For inquisitive types it can be a real voyage of discovery to learn the route planes take to get from one place to another.
You might think the ‘as the crow flies’ theory would apply to flight paths, but this is not always the case. By using a flight radar, you can see how a plane may need to take a more round about route to avoid certain obstacles, both physical and otherwise.
The most obvious reason why an aircraft would need to alter its course in the process of getting from A to B is if the landscape prevents it; for example, a mountain range may prompt a pilot to seek a different route.

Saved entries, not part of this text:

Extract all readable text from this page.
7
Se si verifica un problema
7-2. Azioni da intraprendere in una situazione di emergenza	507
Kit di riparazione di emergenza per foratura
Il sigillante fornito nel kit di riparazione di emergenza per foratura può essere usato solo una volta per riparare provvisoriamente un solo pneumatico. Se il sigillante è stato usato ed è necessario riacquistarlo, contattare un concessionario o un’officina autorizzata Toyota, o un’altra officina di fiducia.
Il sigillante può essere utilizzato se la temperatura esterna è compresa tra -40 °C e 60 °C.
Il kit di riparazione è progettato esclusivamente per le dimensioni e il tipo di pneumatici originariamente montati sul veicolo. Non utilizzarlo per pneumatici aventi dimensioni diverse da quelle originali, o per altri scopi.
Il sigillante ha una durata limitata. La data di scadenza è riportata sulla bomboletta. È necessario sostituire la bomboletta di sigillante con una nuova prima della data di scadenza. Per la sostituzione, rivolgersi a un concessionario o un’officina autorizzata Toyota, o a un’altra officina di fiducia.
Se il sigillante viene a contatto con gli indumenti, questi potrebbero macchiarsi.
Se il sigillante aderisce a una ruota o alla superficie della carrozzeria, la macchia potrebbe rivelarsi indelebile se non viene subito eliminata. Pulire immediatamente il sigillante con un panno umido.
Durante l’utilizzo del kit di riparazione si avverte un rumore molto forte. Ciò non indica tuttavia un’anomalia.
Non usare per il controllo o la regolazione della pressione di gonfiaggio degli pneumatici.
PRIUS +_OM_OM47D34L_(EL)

At the same time, it may sometimes be more sensible to cross a mountainous area in favour of crossing a section of airspace that is known for harbouring difficult weather. A bit of rough turbulence may be annoying for a passenger, but it can be worrying for a pilot if their aircraft is wobbling around too much.
Another cause for a plane to take an unusual course is if legal restrictions apply to a specific piece of airspace. This can happen for a number of reasons. It may be that one plane is not allowed in another nation’s airspace because of diplomatic problems, or there may be more localised issues – such as a military zone in which no other vehicles are allowed.
Not all limitations are so negative though – often flight paths are selected so as to respect the peace of residents living in neighbourhoods around airports. So you might see a plane approaching an airport from one side and then taking a peculiar final route to get to the facility. Alternatively, the pilot may just be lining himself up for a smoother landing.
Either way, it is the best interests of either passengers or people on the ground that dictate flight paths – however unusual they may seem.